İş yeri kıdemi 5 yıldan fazla olan işçi, sözleşmesinde yer alan maddeler gereği ihbar önelinin toplamda 22 hafta olduğunu ve işveren tarafının kendisine her gün 4 saat iş aramak için izin verme zorunluluğu olduğunu dava dosyasında belirtti. İşvereninin hakkı olan izni vermediğini beyan eden işçi izinleri kullanamadan işine fiilen son verildiğini ve bu izinlere bağlı olarak verilmesi gereken ücretin yüzde 100 zamlı olarak kendisine ödenmesini talep etti.
Davalı şirket, işçi tarafından kendilerine yöneltilen bu iddiaları reddederken mahkeme heyeti davacı tarafın bilirkişinin hesapladığı iş arama izni alacağı ile ilgili haklarının kabulüne karar verdi. Karar, davalı şirket tarafından temyiz edildi ve devreye Yargıtay 22. Hukuk Dairesi girdi.
Yargıtay Hukuk Genel Kurulu tarafından incelenen dosya hakkında hüküm verildi ve kararda 4857 sayılı İş Kanunu’nda belirtilen işçiye bildirim süresi içerisinde başka bir iş araması konusunda bir hak tanındığı hatırlatıldı. Başka bir iş aramasına ilişkin izniyle ilgili yapılan düzenlemede işveren tarafının talep koşulu durumunda bahsetmeden çalışanına iş arama izninin vermesi gerektiği ifade edilen kararda, işçinin hakkı olan iznini toplu olarak kullanmadığı durumunun, iş sözleşmesinde yapılan feshin yasalara aykırı olduğu kaydedildi.

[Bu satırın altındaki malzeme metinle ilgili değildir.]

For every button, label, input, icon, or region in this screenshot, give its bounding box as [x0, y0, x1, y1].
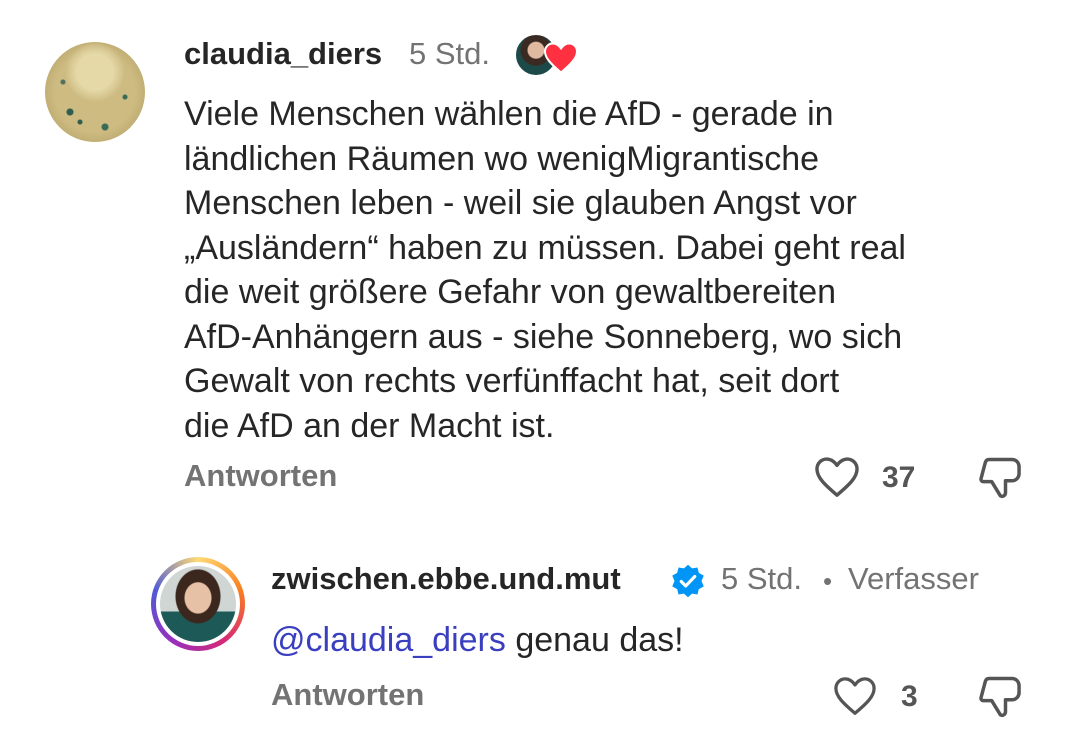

Davacı tarafın bilirkişi raporlarına dayanılarak ihbar ve iş arama izin süreleri içinde davalı işyerinden tam gün mesai yaptığının sabitlendiğinin belirtildiği Yargıtay kararında işçinin talebi olmasa bile davalı işyerinin işçisine iş arama izni verilmesi zorunlu olduğunu ve bu konuda da bir takdir yetkisine sahip olmadığı kaydedildi. Bu nedenle işçinin izin kullanması gereken zamanlarda çalıştırılmasında dolayı alacağı ücretlere ilave olarak çalışmış olduğu izin süresinin de tarafına yüzde yüz zamlı bir şekilde ödenmesine hükmedildiği bildirildiği kararda davalının direnme kararında da herhangi bir isabetsizlik bulunmadığı aktarıldı.